My dear Anna-Lou shopped and cooked up a storm to try and save me from the usual post-Christmas meltdown. She bought the ham, cooked two Christmas cakes, made salted caramel macadamia slice and Rocky Road. She prepared the summer pudding for breakfast, baked frittata, churned a rich and delicious apricot ice-cream and peeled and baked all the veggies. An angel she is. :)

Christmas is done and dusted now, and Boxing Day has been lazily spent drinking tea and eating cake, taking naps throughout the warm afternoon, and imbibing in a spot of knitting (finally).

The mumma and the dadda and the bubba have come to stay, ensconced in their rooms at the other end of the house. The warmth of the day has given way to cooling rain, and all is at peace.  I am working on a knitted dinosaur for baby R (six months old now!).

I am working with this gorgeous Morris & Sons Empire 8-ply 'Arcadia' yarn. I haven't used it before, but it knits up into a beautiful even fabric, and the variegated colours are very appropriate for a prehistoric reptile methinks.

But I am off to make tea, eat chocolate and watch an episode of Foyle's War with my beloved. I hope that your Christmas season has been filled with peace and joyous things.

Evie :)

Sunday, December 8, 2013

Three Peachy Chickens

Organic peaches, a gifty from the farm at Cobbitty. I sliced them all up this morning and threw them into the slow-cooker with a goodly splash of Irish Whiskey. Doris, Doreen and Augusta had a terrific feed on the scrappy left-over bits, helped out here and there by Rosie the Wonderdog.

I don't usually eat ice-cream, but I just had to have a wee bit this evening, scooped into a bowl of olde fashioned peaches; the creamy ice-cream melting into a beguiling juicy soup. Delicious.

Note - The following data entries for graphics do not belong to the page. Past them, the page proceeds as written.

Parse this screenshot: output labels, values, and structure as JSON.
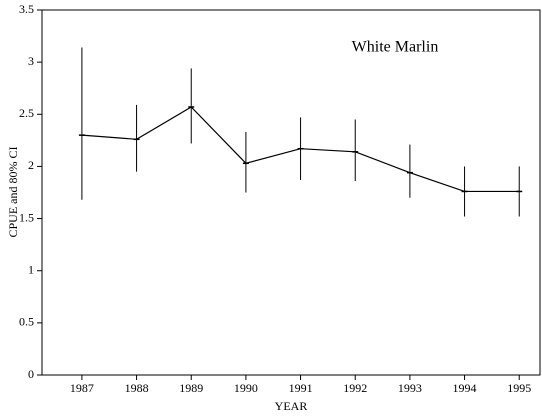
{
  "chart_data": {
    "type": "line",
    "annotation": "White Marlin",
    "xlabel": "YEAR",
    "ylabel": "CPUE and 80% CI",
    "x": [
      1987,
      1988,
      1989,
      1990,
      1991,
      1992,
      1993,
      1994,
      1995
    ],
    "series": [
      {
        "color": "#000000",
        "values": [
          2.3,
          2.26,
          2.57,
          2.03,
          2.17,
          2.14,
          1.94,
          1.76,
          1.76
        ],
        "ci_low": [
          1.68,
          1.95,
          2.22,
          1.75,
          1.87,
          1.86,
          1.7,
          1.52,
          1.52
        ],
        "ci_high": [
          3.14,
          2.59,
          2.94,
          2.33,
          2.47,
          2.45,
          2.21,
          2.0,
          2.0
        ]
      }
    ],
    "xlim": [
      1986.27,
      1995.38
    ],
    "xticks": [
      1987,
      1988,
      1989,
      1990,
      1991,
      1992,
      1993,
      1994,
      1995
    ],
    "ylim": [
      0,
      3.5
    ],
    "yticks": [
      0,
      0.5,
      1,
      1.5,
      2,
      2.5,
      3,
      3.5
    ],
    "grid": false
  }
}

It is surely the best taste of Summer, don't you think?

The best end to a happy day. :)



Goodbye Vice-Chancellor (in my blue lace dress)


When an invitation to a formal event arrives in the post, my first thoughts quite naturally turn to oh-my-goodness-whatever-will-I-wear. I am one of those 'keep it simple' kind of gals, and my wardrobe has been kept deliberately spare. I have never been able to wear bold prints or blousy florals, and I so often seem to gravitate toward block colours of black or red.

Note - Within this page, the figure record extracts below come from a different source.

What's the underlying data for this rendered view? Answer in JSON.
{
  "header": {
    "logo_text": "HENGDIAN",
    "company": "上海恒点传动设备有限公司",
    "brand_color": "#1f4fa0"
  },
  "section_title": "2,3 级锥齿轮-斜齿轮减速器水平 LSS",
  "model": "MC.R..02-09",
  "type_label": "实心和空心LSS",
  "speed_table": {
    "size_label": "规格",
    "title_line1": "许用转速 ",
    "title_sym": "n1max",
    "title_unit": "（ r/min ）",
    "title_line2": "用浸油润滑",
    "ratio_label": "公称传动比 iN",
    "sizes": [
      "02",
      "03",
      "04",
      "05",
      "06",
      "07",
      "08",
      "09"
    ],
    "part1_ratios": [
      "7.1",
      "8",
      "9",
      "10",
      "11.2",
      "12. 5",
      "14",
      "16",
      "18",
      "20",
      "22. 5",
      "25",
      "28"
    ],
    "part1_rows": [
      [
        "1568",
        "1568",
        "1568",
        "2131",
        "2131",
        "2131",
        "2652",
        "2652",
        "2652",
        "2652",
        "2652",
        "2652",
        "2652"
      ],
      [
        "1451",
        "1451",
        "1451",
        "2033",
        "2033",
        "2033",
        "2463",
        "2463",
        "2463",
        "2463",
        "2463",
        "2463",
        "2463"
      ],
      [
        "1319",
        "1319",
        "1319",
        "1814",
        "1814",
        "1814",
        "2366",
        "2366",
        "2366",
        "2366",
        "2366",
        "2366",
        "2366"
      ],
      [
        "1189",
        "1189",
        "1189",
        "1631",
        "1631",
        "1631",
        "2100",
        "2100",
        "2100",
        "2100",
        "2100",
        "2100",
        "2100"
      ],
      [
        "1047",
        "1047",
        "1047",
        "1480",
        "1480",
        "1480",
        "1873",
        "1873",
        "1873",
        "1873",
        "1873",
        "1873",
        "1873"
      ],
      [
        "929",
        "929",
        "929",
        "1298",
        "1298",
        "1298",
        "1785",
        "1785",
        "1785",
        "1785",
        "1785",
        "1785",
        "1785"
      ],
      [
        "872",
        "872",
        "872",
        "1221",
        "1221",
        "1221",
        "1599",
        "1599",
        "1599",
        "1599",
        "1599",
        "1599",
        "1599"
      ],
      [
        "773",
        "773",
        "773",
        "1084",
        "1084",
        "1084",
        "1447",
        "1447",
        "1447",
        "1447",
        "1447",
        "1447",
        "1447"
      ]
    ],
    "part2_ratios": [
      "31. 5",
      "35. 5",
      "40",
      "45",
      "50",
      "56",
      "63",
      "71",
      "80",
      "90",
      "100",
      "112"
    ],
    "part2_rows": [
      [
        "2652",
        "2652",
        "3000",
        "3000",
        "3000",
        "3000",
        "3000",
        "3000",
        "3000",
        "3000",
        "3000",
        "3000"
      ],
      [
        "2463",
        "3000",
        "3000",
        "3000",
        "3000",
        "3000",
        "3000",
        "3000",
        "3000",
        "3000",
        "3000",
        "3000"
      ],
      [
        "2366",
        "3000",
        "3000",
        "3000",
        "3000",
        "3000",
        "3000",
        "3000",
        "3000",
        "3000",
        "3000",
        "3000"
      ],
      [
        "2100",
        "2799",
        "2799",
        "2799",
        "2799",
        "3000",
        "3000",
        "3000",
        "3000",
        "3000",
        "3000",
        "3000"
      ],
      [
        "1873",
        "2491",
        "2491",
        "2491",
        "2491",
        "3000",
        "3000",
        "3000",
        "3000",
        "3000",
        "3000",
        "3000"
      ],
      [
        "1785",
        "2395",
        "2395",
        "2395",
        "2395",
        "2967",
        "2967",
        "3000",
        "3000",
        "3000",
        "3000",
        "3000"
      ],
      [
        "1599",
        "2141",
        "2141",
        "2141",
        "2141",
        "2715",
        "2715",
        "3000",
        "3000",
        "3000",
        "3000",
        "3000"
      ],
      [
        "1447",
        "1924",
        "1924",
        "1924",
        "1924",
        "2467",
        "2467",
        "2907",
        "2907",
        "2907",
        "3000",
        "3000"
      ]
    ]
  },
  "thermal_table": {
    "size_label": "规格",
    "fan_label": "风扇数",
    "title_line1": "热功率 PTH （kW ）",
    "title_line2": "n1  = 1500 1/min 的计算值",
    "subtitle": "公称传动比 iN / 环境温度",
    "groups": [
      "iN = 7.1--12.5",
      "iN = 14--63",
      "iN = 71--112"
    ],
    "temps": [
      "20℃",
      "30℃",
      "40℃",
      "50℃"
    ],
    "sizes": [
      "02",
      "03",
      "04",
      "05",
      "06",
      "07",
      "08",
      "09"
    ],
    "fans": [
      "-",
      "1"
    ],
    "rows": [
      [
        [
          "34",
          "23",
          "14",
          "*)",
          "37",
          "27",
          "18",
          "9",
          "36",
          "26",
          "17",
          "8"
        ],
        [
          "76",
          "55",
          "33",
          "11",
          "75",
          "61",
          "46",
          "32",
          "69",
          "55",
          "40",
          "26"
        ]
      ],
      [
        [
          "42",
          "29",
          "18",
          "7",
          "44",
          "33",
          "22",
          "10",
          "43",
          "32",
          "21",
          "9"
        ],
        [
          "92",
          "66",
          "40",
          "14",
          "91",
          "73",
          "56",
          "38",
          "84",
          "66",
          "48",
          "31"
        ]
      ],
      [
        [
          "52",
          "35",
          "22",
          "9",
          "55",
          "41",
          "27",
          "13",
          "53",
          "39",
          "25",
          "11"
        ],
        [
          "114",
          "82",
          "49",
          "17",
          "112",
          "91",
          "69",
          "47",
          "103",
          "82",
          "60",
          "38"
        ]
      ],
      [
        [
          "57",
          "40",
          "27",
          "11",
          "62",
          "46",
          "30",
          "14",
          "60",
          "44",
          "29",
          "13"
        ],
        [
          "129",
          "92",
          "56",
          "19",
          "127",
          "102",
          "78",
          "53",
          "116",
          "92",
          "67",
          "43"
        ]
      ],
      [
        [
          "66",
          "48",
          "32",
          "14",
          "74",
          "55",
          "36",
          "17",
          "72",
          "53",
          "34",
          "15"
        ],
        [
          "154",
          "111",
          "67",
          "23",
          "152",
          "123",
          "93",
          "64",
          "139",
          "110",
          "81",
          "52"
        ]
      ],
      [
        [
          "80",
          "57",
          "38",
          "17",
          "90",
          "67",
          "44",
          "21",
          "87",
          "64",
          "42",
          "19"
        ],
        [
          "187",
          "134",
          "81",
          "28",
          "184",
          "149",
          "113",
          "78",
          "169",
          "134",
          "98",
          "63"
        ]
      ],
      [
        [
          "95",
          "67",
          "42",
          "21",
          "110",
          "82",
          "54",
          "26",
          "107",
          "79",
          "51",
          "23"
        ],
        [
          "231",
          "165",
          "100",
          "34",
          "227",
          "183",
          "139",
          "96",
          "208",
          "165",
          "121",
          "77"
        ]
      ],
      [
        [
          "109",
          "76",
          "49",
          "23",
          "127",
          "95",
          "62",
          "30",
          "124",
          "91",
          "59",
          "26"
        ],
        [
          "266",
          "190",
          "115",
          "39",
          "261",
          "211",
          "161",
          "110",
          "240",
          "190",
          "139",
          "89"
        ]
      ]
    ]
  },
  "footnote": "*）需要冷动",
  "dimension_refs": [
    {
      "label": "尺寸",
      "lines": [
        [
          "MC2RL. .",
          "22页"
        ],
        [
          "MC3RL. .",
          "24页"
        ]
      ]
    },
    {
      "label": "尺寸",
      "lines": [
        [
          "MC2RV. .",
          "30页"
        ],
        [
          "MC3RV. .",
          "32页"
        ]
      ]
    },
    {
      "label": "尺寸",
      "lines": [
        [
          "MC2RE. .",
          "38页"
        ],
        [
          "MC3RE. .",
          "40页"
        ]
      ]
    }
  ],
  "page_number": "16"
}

But lately I have discovered that I can wear lace with reasonably good effect, and so when the invitation to attend my University's grand farewell to our long-serving Vice-Chancellor [President or Rector, to those in the UK or US respectively], I dismissed the boutique-de-frock and went searching for lacy fabric instead.

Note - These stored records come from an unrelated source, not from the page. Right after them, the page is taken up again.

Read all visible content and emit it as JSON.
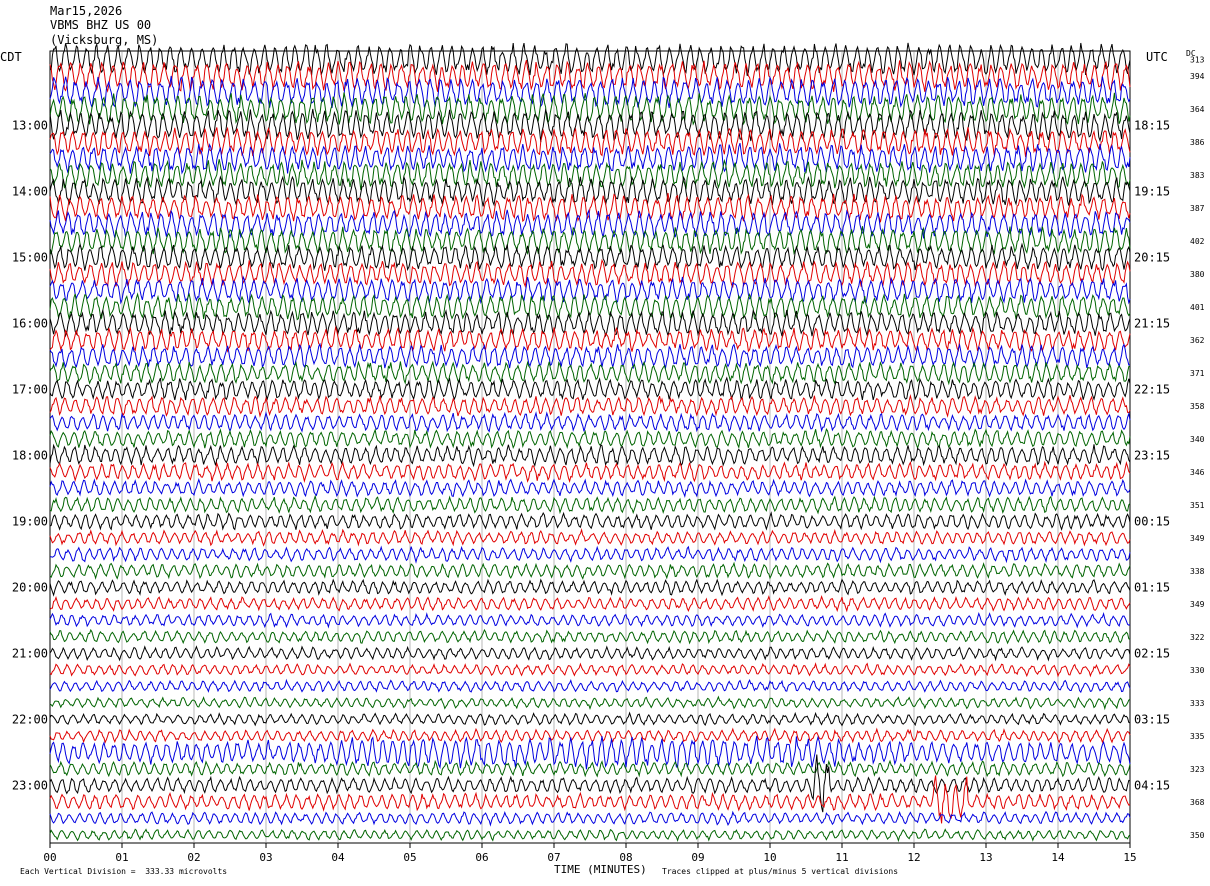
{
  "header": {
    "date": "Mar15,2026",
    "station": "VBMS BHZ US 00",
    "location": "(Vicksburg, MS)"
  },
  "left_tz": "CDT",
  "right_tz": "UTC",
  "dc_header": "DC",
  "footer": {
    "scale_note": "Each Vertical Division =  333.33 microvolts",
    "clip_note": "Traces clipped at plus/minus 5 vertical divisions"
  },
  "colors": {
    "trace_cycle": [
      "#000000",
      "#e00000",
      "#0000e0",
      "#006400"
    ],
    "grid": "#888888"
  },
  "chart_data": {
    "type": "line",
    "title": "VBMS BHZ US 00 (Vicksburg, MS) Mar15,2026",
    "xlabel": "TIME (MINUTES)",
    "x_ticks": [
      "00",
      "01",
      "02",
      "03",
      "04",
      "05",
      "06",
      "07",
      "08",
      "09",
      "10",
      "11",
      "12",
      "13",
      "14",
      "15"
    ],
    "xlim": [
      0,
      15
    ],
    "left_hour_labels": [
      "13:00",
      "14:00",
      "15:00",
      "16:00",
      "17:00",
      "18:00",
      "19:00",
      "20:00",
      "21:00",
      "22:00",
      "23:00"
    ],
    "right_hour_labels": [
      "18:15",
      "19:15",
      "20:15",
      "21:15",
      "22:15",
      "23:15",
      "00:15",
      "01:15",
      "02:15",
      "03:15",
      "04:15"
    ],
    "dc_offsets": [
      "313",
      "394",
      "",
      "364",
      "",
      "386",
      "",
      "383",
      "",
      "387",
      "",
      "402",
      "",
      "380",
      "",
      "401",
      "",
      "362",
      "",
      "371",
      "",
      "358",
      "",
      "340",
      "",
      "346",
      "",
      "351",
      "",
      "349",
      "",
      "338",
      "",
      "349",
      "",
      "322",
      "",
      "330",
      "",
      "333",
      "",
      "335",
      "",
      "323",
      "",
      "368",
      "",
      "350"
    ],
    "trace_amplitudes": [
      0.9,
      0.85,
      0.85,
      0.85,
      0.85,
      0.8,
      0.8,
      0.8,
      0.8,
      0.75,
      0.75,
      0.75,
      0.7,
      0.7,
      0.7,
      0.7,
      0.7,
      0.65,
      0.65,
      0.6,
      0.6,
      0.55,
      0.5,
      0.5,
      0.55,
      0.5,
      0.45,
      0.45,
      0.45,
      0.4,
      0.4,
      0.4,
      0.4,
      0.38,
      0.35,
      0.35,
      0.35,
      0.32,
      0.32,
      0.3,
      0.32,
      0.35,
      0.65,
      0.4,
      0.45,
      0.45,
      0.35,
      0.3
    ],
    "trace_count": 48,
    "minutes_per_trace": 15,
    "start_time_cdt": "12:15",
    "notable_events": [
      {
        "trace": 44,
        "minute": 10.7,
        "note": "large spike"
      },
      {
        "trace": 45,
        "minute": 12.5,
        "note": "burst"
      },
      {
        "trace": 42,
        "minute": 6.0,
        "note": "high noise band"
      }
    ]
  }
}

The blue was a considered choice spanning two trips to my local Spotlight store over the course of a week. With time getting down to the wire I landed back there on my way home from work on Wednesday and decided that it would likely do as not. Imagine my joy at the checkout to discover that the price had been reduced by 75% by deem of a mega-sale, and that pretty blue lace had serendipitously become more than ridiculously reasonable.

I had cut a pattern from a mesh sheath in my staple wardrobe, and fudged the hemline so that I was able to take advantage of the scalloped hemline. These things are so quick and simple to whip together using a rolled-hem on the overlocker [serger], and if not for my decision to add a border of flower motifs around the neckline, it would have been an evening's work. As it was, the neckline bit got a bit tricky, and getting it to all sit nicely nearly had me in a lather! I downed needle in just under two hours before it was time to slip into my dress and buckle up my shoes. But I did really feel quite lovely with my little home-made lacy number over a black ruffled-hem dress. Too easy!


And it was a truly wonderful evening spent with colleagues with whom I am the very best of friends; catching up with University chums of old, sharing memories, reminiscing, enjoying a rolling collage of photographs that document a long and prosperous chapter in the life of our Institution. And of course, commemorating the incredible contribution of a gifted, dedicated, warm and generous woman. She will be well-remembered, and remembered-well.  Goodbye, farewell, Professor Reid, I have loved you well.